By Mark Heinrich and Jack Kim
1 hour, 12 minutes ago



VIENNA/SEOUL (Reuters) - North Korea deployed more than 10 missiles on its west coast apparently for an imminent test launch, a South Korean newspaper said on Thursday, and Pyongyang halted U.N. monitoring of its nuclear complex.

The potentially destabilizing moves followed reports that the United States had offered to remove North Korea from its terrorism blacklist this month in an effort to keep a nuclear disarmament pact from falling apart.

It would be an unprecedented test if North Korea fired all 10 of the surface-to-ship and ship-to-ship missiles. Intelligence sources quoted by the Chosun Ilbo paper said they thought the North may launch five to seven of them.

North Korea has forbidden ships to sail in an area in the Yellow Sea until October 15 in preparation for the launch, an intelligence source told the paper.

A South Korean defense ministry official declined to comment on the report but said the government had no indication of unusual activity in the North.

The United States urged North Korea not to do anything, including launching missiles, that would make matters worse. "We would urge North Korea to avoid any steps that increase tension on the peninsula," State Department spokesman Sean McCormack said.

He said actions by Pyongyang in the last month had not been helpful, but added: "What they have done thus far is reversible. They can take a different set of decisions. We urge them to do so."

The halt to U.N. monitoring throughout the Yongbyon nuclear complex was a significant step toward scrapping the pact to dismantle its atomic bomb programed, officials and diplomats said at the U.N. International Atomic Energy Agency in Vienna.

"The Democratic People's Republic of Korea (North Korea) has today informed IAEA inspectors that effective immediately, access to facilities at Yongbyon would no longer be permitted," IAEA spokesman Marc Vidricaire said in a statement.

"The DPRK also stated that has stopped its disablement work, which was initially agreed upon within the Six-Party Talks," he said.

"Since it is preparing to restart the facilities at Yongbyon, the DPRK has informed the IAEA that our monitoring activities would no longer be appropriate.

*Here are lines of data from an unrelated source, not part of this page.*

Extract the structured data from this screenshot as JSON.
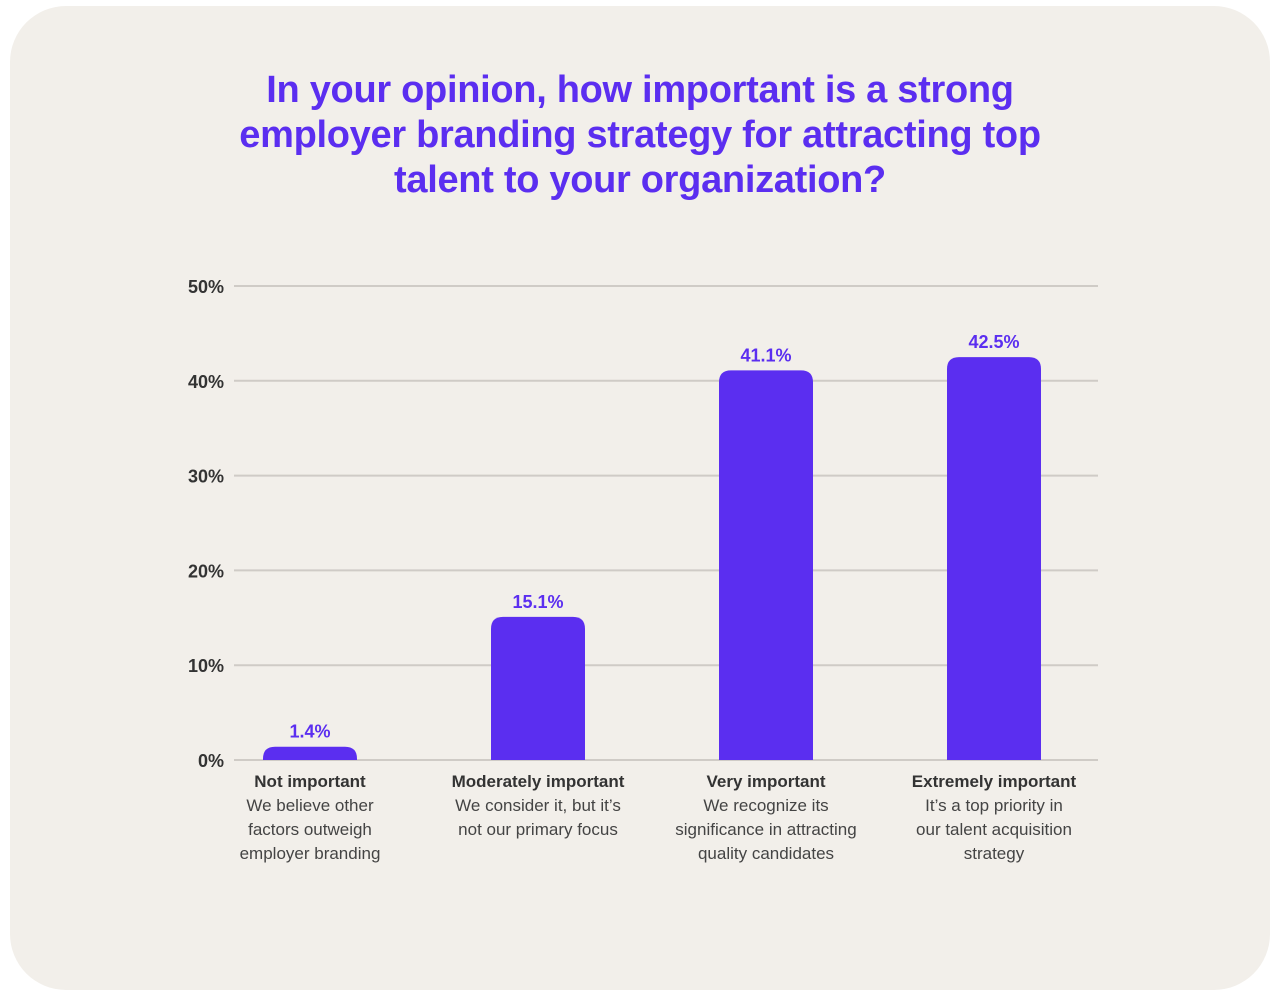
{
  "chart_data": {
    "type": "bar",
    "title_lines": [
      "In your opinion, how important is a strong",
      "employer branding strategy for attracting top",
      "talent to your organization?"
    ],
    "categories": [
      "Not important",
      "Moderately important",
      "Very important",
      "Extremely important"
    ],
    "descriptions": [
      [
        "We believe other",
        "factors outweigh",
        "employer branding"
      ],
      [
        "We consider it, but it’s",
        "not our primary focus"
      ],
      [
        "We recognize its",
        "significance in attracting",
        "quality candidates"
      ],
      [
        "It’s a top priority in",
        "our talent acquisition",
        "strategy"
      ]
    ],
    "values": [
      1.4,
      15.1,
      41.1,
      42.5
    ],
    "value_labels": [
      "1.4%",
      "15.1%",
      "41.1%",
      "42.5%"
    ],
    "yticks": [
      "0%",
      "10%",
      "20%",
      "30%",
      "40%",
      "50%"
    ],
    "ylim": [
      0,
      50
    ],
    "grid": true,
    "colors": {
      "bar": "#5b2ef0",
      "title": "#5b2ef0",
      "background": "#f2efea"
    }
  }
}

IAEA inspectors will remain in Yongbyon pending further information by the DPRK."

KOREAN NUCLEAR PLANS

Two weeks ago, the reclusive Stalinist state expelled the monitor team from Yongbyon's plutonium-producing plant, kernel of its atom bomb capability, and vowed to start reactivating the Soviet-era facility shortly.

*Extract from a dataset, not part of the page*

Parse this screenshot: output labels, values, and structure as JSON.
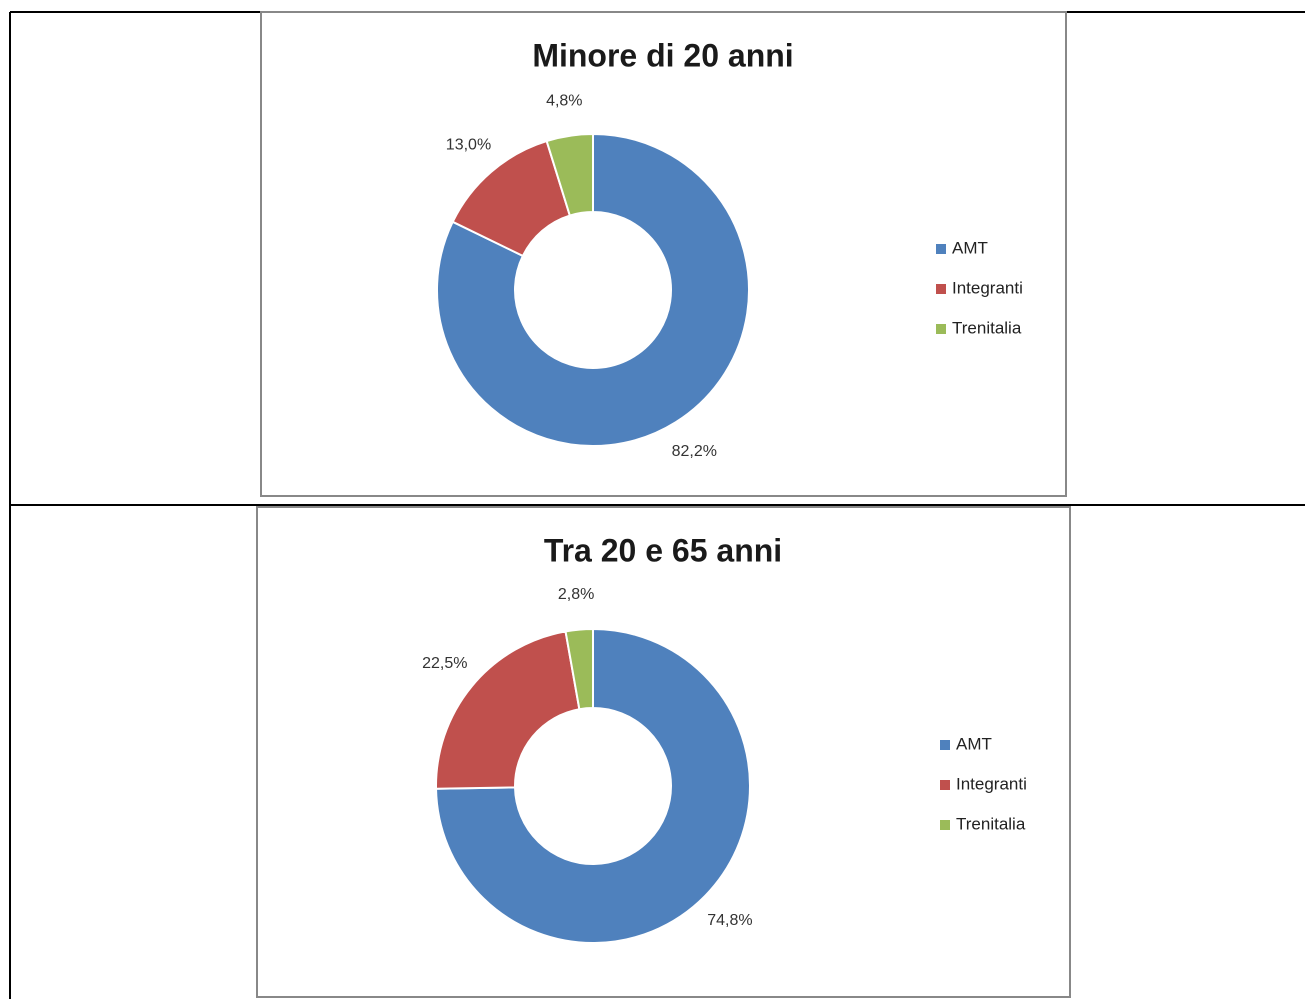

At the time, Pyongyang let the IAEA continue verifying the shutdown status of other parts of Yongbyon. The IAEA's tools included surveillance cameras and seals placed on equipment.

Exactly two years ago, North Korea alarmed the world by conducting its first nuclear weapon test.

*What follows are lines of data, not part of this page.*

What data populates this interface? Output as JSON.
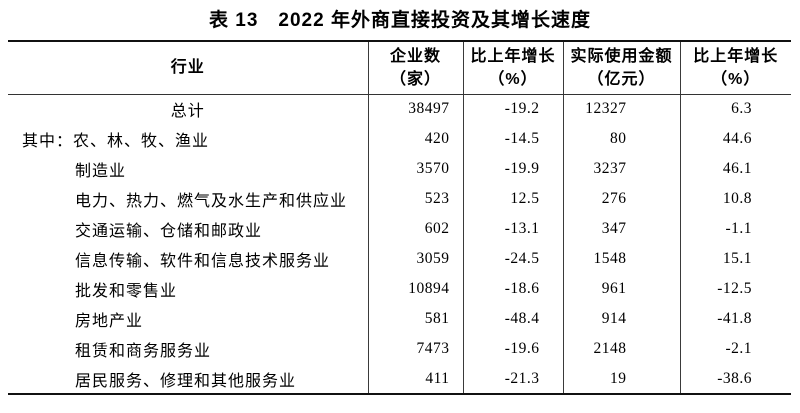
{
  "title": "表 13　2022 年外商直接投资及其增长速度",
  "table": {
    "columns": [
      {
        "label": "行业",
        "sub": ""
      },
      {
        "label": "企业数",
        "sub": "（家）"
      },
      {
        "label": "比上年增长",
        "sub": "（%）"
      },
      {
        "label": "实际使用金额",
        "sub": "（亿元）"
      },
      {
        "label": "比上年增长",
        "sub": "（%）"
      }
    ],
    "rows": [
      {
        "prefix": "",
        "industry": "总计",
        "enterprises": "38497",
        "growth1": "-19.2",
        "amount": "12327",
        "growth2": "6.3"
      },
      {
        "prefix": "其中：",
        "industry": "农、林、牧、渔业",
        "enterprises": "420",
        "growth1": "-14.5",
        "amount": "80",
        "growth2": "44.6"
      },
      {
        "prefix": "",
        "industry": "制造业",
        "enterprises": "3570",
        "growth1": "-19.9",
        "amount": "3237",
        "growth2": "46.1"
      },
      {
        "prefix": "",
        "industry": "电力、热力、燃气及水生产和供应业",
        "enterprises": "523",
        "growth1": "12.5",
        "amount": "276",
        "growth2": "10.8"
      },
      {
        "prefix": "",
        "industry": "交通运输、仓储和邮政业",
        "enterprises": "602",
        "growth1": "-13.1",
        "amount": "347",
        "growth2": "-1.1"
      },
      {
        "prefix": "",
        "industry": "信息传输、软件和信息技术服务业",
        "enterprises": "3059",
        "growth1": "-24.5",
        "amount": "1548",
        "growth2": "15.1"
      },
      {
        "prefix": "",
        "industry": "批发和零售业",
        "enterprises": "10894",
        "growth1": "-18.6",
        "amount": "961",
        "growth2": "-12.5"
      },
      {
        "prefix": "",
        "industry": "房地产业",
        "enterprises": "581",
        "growth1": "-48.4",
        "amount": "914",
        "growth2": "-41.8"
      },
      {
        "prefix": "",
        "industry": "租赁和商务服务业",
        "enterprises": "7473",
        "growth1": "-19.6",
        "amount": "2148",
        "grow2_note": "",
        "growth2": "-2.1"
      },
      {
        "prefix": "",
        "industry": "居民服务、修理和其他服务业",
        "enterprises": "411",
        "growth1": "-21.3",
        "amount": "19",
        "growth2": "-38.6"
      }
    ]
  }
}
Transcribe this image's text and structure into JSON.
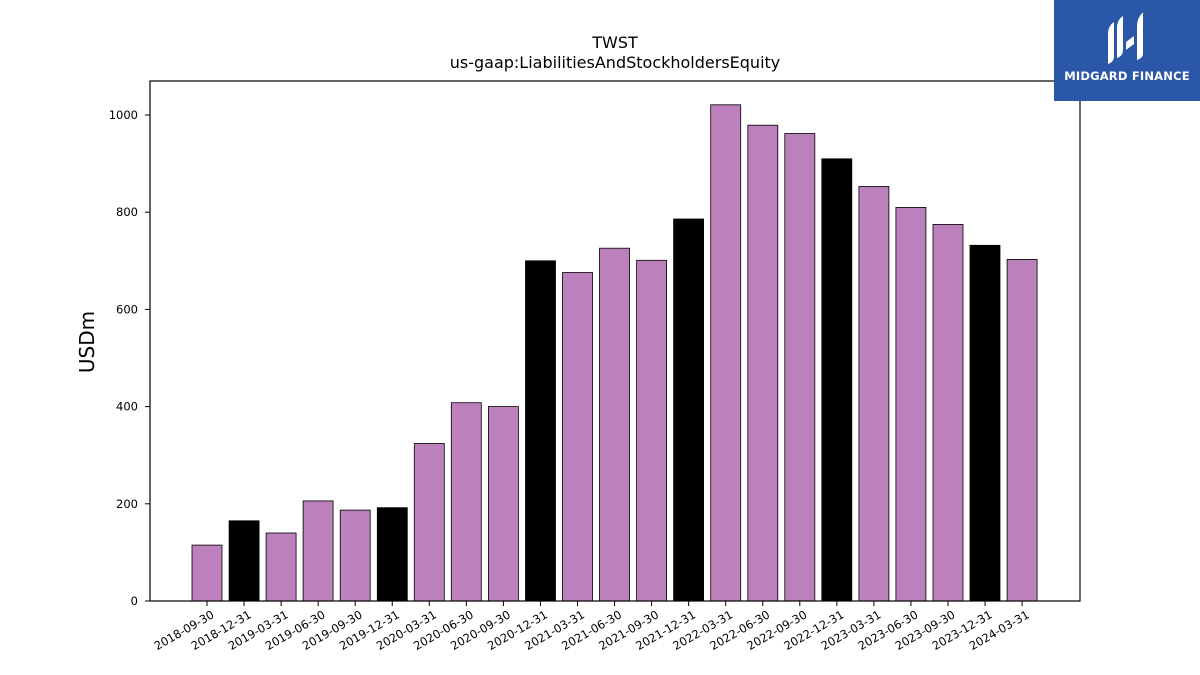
{
  "logo": {
    "text": "MIDGARD FINANCE",
    "background": "#2b57a8"
  },
  "colors": {
    "quarter_bar": "#bc80bd",
    "year_end_bar": "#000000"
  },
  "chart_data": {
    "type": "bar",
    "title": "TWST",
    "subtitle": "us-gaap:LiabilitiesAndStockholdersEquity",
    "xlabel": "",
    "ylabel": "USDm",
    "ylim": [
      0,
      1070
    ],
    "yticks": [
      0,
      200,
      400,
      600,
      800,
      1000
    ],
    "grid": false,
    "categories": [
      "2018-09-30",
      "2018-12-31",
      "2019-03-31",
      "2019-06-30",
      "2019-09-30",
      "2019-12-31",
      "2020-03-31",
      "2020-06-30",
      "2020-09-30",
      "2020-12-31",
      "2021-03-31",
      "2021-06-30",
      "2021-09-30",
      "2021-12-31",
      "2022-03-31",
      "2022-06-30",
      "2022-09-30",
      "2022-12-31",
      "2023-03-31",
      "2023-06-30",
      "2023-09-30",
      "2023-12-31",
      "2024-03-31"
    ],
    "values": [
      115,
      165,
      140,
      206,
      187,
      192,
      324,
      408,
      400,
      700,
      676,
      726,
      701,
      786,
      1021,
      979,
      962,
      910,
      853,
      810,
      775,
      732,
      703
    ]
  }
}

The pact appeared to unravel last month after Pyongyang, angry at not being removed from a U.S. blacklist of sponsors of terrorism, vowed to rebuild the largely dismantled Yongbyon.

North Korea has a history of timing its missile launches during periods of increased tension or negotiation to signal a hard line, analysts say.

U.S. nuclear envoy Christopher Hill visited Pyongyang last week in a bid to convince North Korea to return to a disarmament-for-aid deal and halt plans to restart an aging nuclear plant that makes bomb-grade plutonium.

Kyodo news agency, quoting unidentified Japanese government sources, said Hill agreed that Washington would not make verification of Pyongyang's uranium enrichment programed

or proliferation activities a condition of delisting.

The United States suspects North Korea has a parallel uranium enrichment programed in addition to its plutonium-producing reactor in Yongbyon and that it has proliferated nuclear technology to Syria.

The United States put North Korea on its list of state sponsors of terrorism for the 1987 midair bombing of a South Korean airliner over the Andaman Sea that killed 115 people.

Admiral Timothy Keating, commander of U.S. forces in the Pacific, said he had not seen any increased military activity in North Korea, "nor have we responded in any way with any military posture changes."